And Finally Artist News Beef Of The Week

CMU Beef Of The Week #299: Keith Richards v Artists Today

By | Published on Friday 1 April 2016

The Rolling Stones

Kids today, eh? Swanning around, singing songs they didn’t even write themselves. Only in the public eye because they won some competition. They don’t know they’re born. So is the opinion of Keith Richards, or at least that is what I have inferred from some vague responses he gave to a couple of rubbish questions in a recent interview. And so it came to pass that this column was filled for the 299th time.

Both Richards and Mick Jagger chatted to Time Out about their upcoming career retrospective exhibition at the Saatchi Gallery in London, which opens on 5 Apr. “The Stones are prolific songwriters”, posited the interviewer. “So do you think it’s crazy that huge artists today like Adele and Rihanna use so many songwriters?”

The premise that the use of songwriters is a ruse thought up by “huge artists today” is a shaky one to start with.

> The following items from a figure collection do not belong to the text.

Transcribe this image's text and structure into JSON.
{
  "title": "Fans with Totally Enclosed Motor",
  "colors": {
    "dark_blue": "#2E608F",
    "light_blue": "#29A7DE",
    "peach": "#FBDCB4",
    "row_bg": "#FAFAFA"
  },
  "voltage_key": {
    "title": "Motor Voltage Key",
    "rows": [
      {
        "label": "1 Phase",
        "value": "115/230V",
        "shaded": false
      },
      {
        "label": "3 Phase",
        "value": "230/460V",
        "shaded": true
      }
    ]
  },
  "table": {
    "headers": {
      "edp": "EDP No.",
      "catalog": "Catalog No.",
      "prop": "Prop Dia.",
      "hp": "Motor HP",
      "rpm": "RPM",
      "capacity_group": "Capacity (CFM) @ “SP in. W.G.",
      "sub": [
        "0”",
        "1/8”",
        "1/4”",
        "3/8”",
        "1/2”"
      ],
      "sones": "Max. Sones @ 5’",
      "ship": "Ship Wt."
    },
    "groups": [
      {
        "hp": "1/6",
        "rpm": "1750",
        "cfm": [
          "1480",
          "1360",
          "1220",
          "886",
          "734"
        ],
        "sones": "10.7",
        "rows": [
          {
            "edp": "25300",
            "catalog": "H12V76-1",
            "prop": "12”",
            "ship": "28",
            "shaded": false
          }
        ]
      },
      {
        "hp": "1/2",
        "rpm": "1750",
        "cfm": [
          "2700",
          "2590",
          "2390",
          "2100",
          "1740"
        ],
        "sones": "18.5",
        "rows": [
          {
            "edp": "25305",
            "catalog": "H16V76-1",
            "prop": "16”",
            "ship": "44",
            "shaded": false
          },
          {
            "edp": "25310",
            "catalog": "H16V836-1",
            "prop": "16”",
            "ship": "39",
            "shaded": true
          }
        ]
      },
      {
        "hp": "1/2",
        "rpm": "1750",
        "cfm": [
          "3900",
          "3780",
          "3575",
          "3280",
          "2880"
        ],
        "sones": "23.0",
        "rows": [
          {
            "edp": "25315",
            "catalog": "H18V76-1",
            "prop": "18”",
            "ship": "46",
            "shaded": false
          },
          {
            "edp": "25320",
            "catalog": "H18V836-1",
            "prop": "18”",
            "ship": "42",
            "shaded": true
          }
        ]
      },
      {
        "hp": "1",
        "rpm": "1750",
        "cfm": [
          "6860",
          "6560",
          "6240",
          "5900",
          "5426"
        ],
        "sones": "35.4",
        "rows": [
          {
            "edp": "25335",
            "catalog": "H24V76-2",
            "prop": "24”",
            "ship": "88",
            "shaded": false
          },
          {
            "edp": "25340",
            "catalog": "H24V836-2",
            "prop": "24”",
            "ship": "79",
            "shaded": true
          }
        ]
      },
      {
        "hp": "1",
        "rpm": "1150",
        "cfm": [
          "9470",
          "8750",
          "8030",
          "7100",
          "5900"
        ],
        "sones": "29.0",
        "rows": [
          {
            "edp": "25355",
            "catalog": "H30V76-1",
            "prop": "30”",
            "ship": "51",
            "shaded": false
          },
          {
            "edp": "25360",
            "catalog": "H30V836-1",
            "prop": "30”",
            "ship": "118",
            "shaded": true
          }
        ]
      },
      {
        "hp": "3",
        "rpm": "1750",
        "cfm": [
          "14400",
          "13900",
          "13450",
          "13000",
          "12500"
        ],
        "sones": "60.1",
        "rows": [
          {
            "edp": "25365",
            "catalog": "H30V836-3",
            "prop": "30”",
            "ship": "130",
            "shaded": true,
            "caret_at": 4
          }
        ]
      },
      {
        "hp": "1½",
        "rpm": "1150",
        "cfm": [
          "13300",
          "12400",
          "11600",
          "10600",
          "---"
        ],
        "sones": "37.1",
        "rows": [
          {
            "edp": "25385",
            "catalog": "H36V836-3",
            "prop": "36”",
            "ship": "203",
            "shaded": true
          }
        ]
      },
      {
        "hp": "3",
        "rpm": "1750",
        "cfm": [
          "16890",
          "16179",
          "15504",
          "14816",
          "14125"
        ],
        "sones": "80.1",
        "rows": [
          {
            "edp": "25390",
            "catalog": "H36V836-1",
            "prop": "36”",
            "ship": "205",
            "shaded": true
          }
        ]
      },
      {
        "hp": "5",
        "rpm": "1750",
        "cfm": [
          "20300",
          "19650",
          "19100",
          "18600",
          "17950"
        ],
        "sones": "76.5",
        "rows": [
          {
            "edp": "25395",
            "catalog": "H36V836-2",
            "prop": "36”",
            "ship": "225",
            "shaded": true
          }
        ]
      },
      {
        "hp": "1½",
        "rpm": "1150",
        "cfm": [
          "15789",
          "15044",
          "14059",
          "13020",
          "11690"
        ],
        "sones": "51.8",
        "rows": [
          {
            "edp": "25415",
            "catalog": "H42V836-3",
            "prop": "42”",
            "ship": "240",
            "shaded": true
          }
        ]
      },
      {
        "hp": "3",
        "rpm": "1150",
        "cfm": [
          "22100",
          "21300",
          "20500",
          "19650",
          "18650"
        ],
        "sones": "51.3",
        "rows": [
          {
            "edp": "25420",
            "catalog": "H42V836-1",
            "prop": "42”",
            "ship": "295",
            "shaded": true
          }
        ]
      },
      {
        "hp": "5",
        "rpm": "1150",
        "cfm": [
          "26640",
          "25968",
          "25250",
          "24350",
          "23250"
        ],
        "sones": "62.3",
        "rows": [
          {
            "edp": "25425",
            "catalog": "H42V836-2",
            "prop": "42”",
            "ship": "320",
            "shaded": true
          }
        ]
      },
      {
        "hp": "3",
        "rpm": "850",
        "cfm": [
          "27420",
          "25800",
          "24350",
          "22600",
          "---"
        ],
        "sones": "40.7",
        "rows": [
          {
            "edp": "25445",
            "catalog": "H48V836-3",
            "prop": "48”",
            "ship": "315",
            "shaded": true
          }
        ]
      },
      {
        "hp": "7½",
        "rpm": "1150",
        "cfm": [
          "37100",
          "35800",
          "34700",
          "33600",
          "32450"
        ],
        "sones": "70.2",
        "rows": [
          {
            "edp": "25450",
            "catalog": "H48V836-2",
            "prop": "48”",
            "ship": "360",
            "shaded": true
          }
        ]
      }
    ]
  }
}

Though I suppose you could possibly argue that the fact artists like Rihanna use such a large number of songwriters to craft their songs is a newer phenomenon. Though her success would suggest that this is not a “crazy” strategy.

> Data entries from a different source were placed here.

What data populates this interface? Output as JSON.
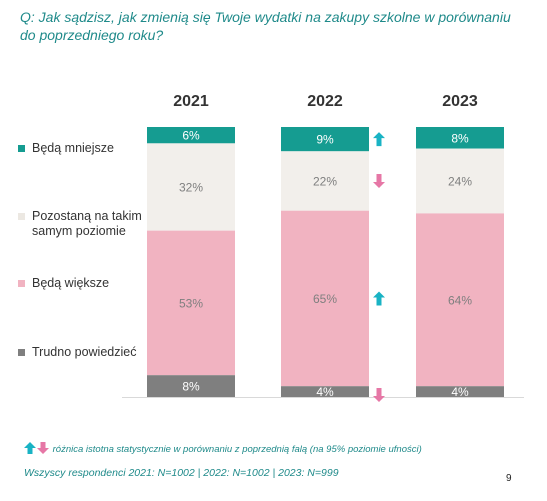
{
  "question": "Q: Jak sądzisz, jak zmienią się Twoje wydatki na zakupy szkolne w porównaniu do poprzedniego roku?",
  "legend": [
    {
      "label": "Będą mniejsze",
      "color": "#159c91"
    },
    {
      "label": "Pozostaną na takim samym poziomie",
      "color": "#f2efeb"
    },
    {
      "label": "Będą większe",
      "color": "#f1b3c1"
    },
    {
      "label": "Trudno powiedzieć",
      "color": "#7f7f7f"
    }
  ],
  "chart_data": {
    "type": "bar",
    "stacked": true,
    "percent": true,
    "categories": [
      "2021",
      "2022",
      "2023"
    ],
    "series": [
      {
        "name": "Będą mniejsze",
        "values": [
          6,
          9,
          8
        ],
        "color": "#159c91",
        "labels": [
          "6%",
          "9%",
          "8%"
        ]
      },
      {
        "name": "Pozostaną na takim samym poziomie",
        "values": [
          32,
          22,
          24
        ],
        "color": "#f2efeb",
        "labels": [
          "32%",
          "22%",
          "24%"
        ]
      },
      {
        "name": "Będą większe",
        "values": [
          53,
          65,
          64
        ],
        "color": "#f1b3c1",
        "labels": [
          "53%",
          "65%",
          "64%"
        ]
      },
      {
        "name": "Trudno powiedzieć",
        "values": [
          8,
          4,
          4
        ],
        "color": "#7f7f7f",
        "labels": [
          "8%",
          "4%",
          "4%"
        ]
      }
    ],
    "significance": [
      {
        "category": "2022",
        "series": "Będą mniejsze",
        "direction": "up"
      },
      {
        "category": "2022",
        "series": "Pozostaną na takim samym poziomie",
        "direction": "down"
      },
      {
        "category": "2022",
        "series": "Będą większe",
        "direction": "up"
      },
      {
        "category": "2022",
        "series": "Trudno powiedzieć",
        "direction": "down"
      }
    ],
    "colors": {
      "up": "#19b3c4",
      "down": "#e677a6"
    }
  },
  "note": "różnica istotna statystycznie w porównaniu z poprzednią falą (na 95% poziomie ufności)",
  "footer": "Wszyscy respondenci 2021: N=1002 | 2022: N=1002 | 2023: N=999",
  "page_number": "9"
}
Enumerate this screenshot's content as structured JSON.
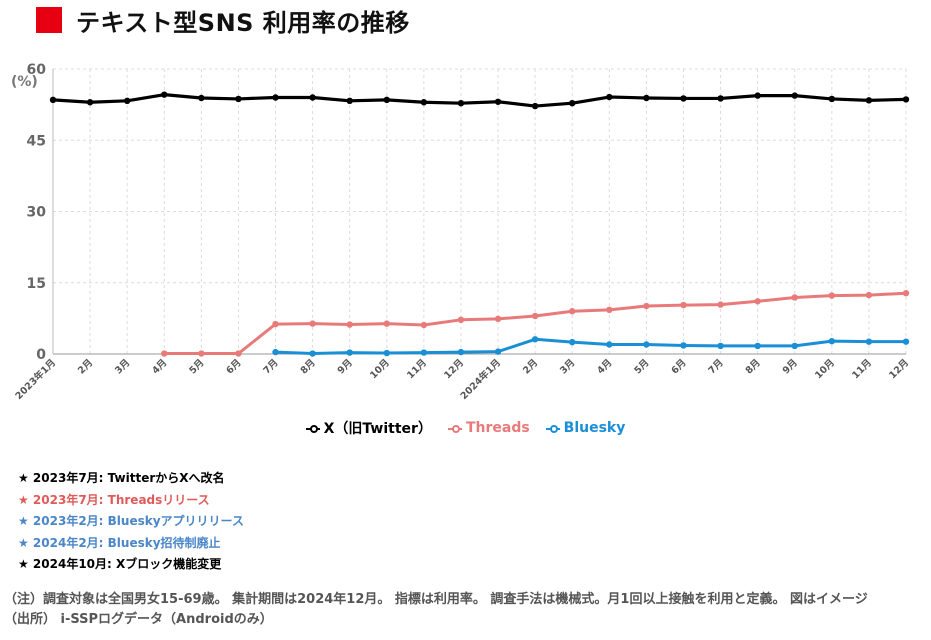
{
  "header": {
    "title": "テキスト型SNS 利用率の推移"
  },
  "colors": {
    "title_mark": "#e60012",
    "x": "#000000",
    "threads": "#e87a7a",
    "bluesky": "#1a8fd6",
    "note_blue": "#4a86c8"
  },
  "chart_data": {
    "type": "line",
    "unit_label": "(%)",
    "ylim": [
      0,
      60
    ],
    "yticks": [
      0,
      15,
      30,
      45,
      60
    ],
    "grid": true,
    "legend_position": "bottom",
    "x": [
      "2023年1月",
      "2月",
      "3月",
      "4月",
      "5月",
      "6月",
      "7月",
      "8月",
      "9月",
      "10月",
      "11月",
      "12月",
      "2024年1月",
      "2月",
      "3月",
      "4月",
      "5月",
      "6月",
      "7月",
      "8月",
      "9月",
      "10月",
      "11月",
      "12月"
    ],
    "series": [
      {
        "name": "X（旧Twitter）",
        "color": "#000000",
        "values": [
          53.5,
          53.0,
          53.3,
          54.6,
          53.9,
          53.7,
          54.0,
          54.0,
          53.3,
          53.5,
          53.0,
          52.8,
          53.1,
          52.2,
          52.8,
          54.1,
          53.9,
          53.8,
          53.8,
          54.4,
          54.4,
          53.7,
          53.4,
          53.6
        ]
      },
      {
        "name": "Threads",
        "color": "#e87a7a",
        "values": [
          null,
          null,
          null,
          0.1,
          0.1,
          0.1,
          6.3,
          6.4,
          6.2,
          6.4,
          6.1,
          7.2,
          7.4,
          8.0,
          9.0,
          9.3,
          10.1,
          10.3,
          10.4,
          11.1,
          11.9,
          12.3,
          12.4,
          12.8
        ]
      },
      {
        "name": "Bluesky",
        "color": "#1a8fd6",
        "values": [
          null,
          null,
          null,
          null,
          null,
          null,
          0.4,
          0.1,
          0.3,
          0.2,
          0.3,
          0.4,
          0.5,
          3.1,
          2.5,
          2.0,
          2.0,
          1.8,
          1.7,
          1.7,
          1.7,
          2.7,
          2.6,
          2.6
        ]
      }
    ]
  },
  "notes": [
    {
      "text": "★ 2023年7月: TwitterからXへ改名",
      "color": "#000000"
    },
    {
      "text": "★ 2023年7月: Threadsリリース",
      "color": "#e05a5a"
    },
    {
      "text": "★ 2023年2月: Blueskyアプリリリース",
      "color": "#4a86c8"
    },
    {
      "text": "★ 2024年2月: Bluesky招待制廃止",
      "color": "#4a86c8"
    },
    {
      "text": "★ 2024年10月: Xブロック機能変更",
      "color": "#000000"
    }
  ],
  "footer": {
    "line1": "（注）調査対象は全国男女15-69歳。 集計期間は2024年12月。 指標は利用率。 調査手法は機械式。月1回以上接触を利用と定義。 図はイメージ",
    "line2": "（出所） i-SSPログデータ（Androidのみ）"
  }
}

“Well, they can’t rely on themselves, can they?” came a particularly Richardian reply.

And that’s a fair assessment, I guess. Rihanna is not a songwriter, she is a performer. Therefore, she requires songwriters to create songs for her to perform. These songwriters, in the main, are not performers. So why not ask, “do you think it’s crazy that huge songwriters today don’t perform their own songs?” It wouldn’t be any less daft.

Adele also muddies this question and Richards’ answer too. Adele and Rihanna’s processes aren’t really comparable. Adele, for one thing, is a songwriter. And she tends to write with a single writing partner each time, finding the collaborative process useful. Keith Richards and Mick Jagger also write together, so should we assume that they are inferior artists too?

After all, I’m going to guess that you’d rather listen to a Rolling Stones album than one of their solo works. And anyway, the early part of The Rolling Stones’ career was largely built on covers and songs written by other people, so I’m not sure how much stone throwing should be going on here.

“Fair enough”, replied the interviewer, incorrectly. “What do you make of music nowadays?”

“Music nowadays” is a very unspecific term, isn’t it? But whatever, vagueness allows the interviewee to decide what the question means. So what, in the opinion of Keith Richards, constitutes “music nowadays”?

“It goes round in cycles”, he began. “We’re in the midst of a heavy-duty showbiz period, even stronger than when we killed it last time. ‘The X-Factor’ and all this competition shit. It’s just for people who want to be famous. Well, if it’s fame you want, good luck. You’d better learn to live with it”.

Did The Rolling Stones “kill” the previous “heavy-duty showbiz” period? I’m not sure how history views that war. Still, maybe he’s right that we now have a young generation of artists who are simply waiting around for their turn at fame, expecting that to just happen, while being unwilling to respect the hard graft behind true artistry – or even the compromised artistry of co-songwriters Keith Richards and Mick Jagger.

Though, it’s possible one reason so few ‘X-Factor’ finalists actually sustain long-term careers is the post-show realisation of how much work goes into it such a thing. “You’d better learn to live with it”, is probably sound advice. “Be careful what you wish for”, might also fit.

Of course, for those that want to put the work in, it’s a lot harder to set yourself up in London today while you perfect your act, as The Stones did in the early 60s. “I know that Brian [Jones] and Keith were [at home] all day, while I was going to the LSE”, said Jagger of their early days. “And it was definitely a time when we were working hard, learning the blues, endlessly, all night… imbibing it. It was a major part of the band coming together”.

Of course, pointed out the interviewer, that kind of existence isn’t possible now, so is Jagger aware of how lucky they were?

“We were just living a student lifestyle”, shrugged Jagger. “There were lots of other people living that kind of lifestyle back then. We didn’t think we were particularly lucky. During those days we hardly had any money at all. Our parents used to give us some, like if we’d spent too much money in the pub and didn’t have enough for food, know what I mean?”

I think we can take that as a “no”. An existence where you just needed the occasional loan for a sandwich sounds delightful. But with those days gone, perhaps it’s easier to see why some try to sidestep the hard part of making it in music, and why the few who succeed in doing so employ others to ensure their work is as good as it can be when they get there.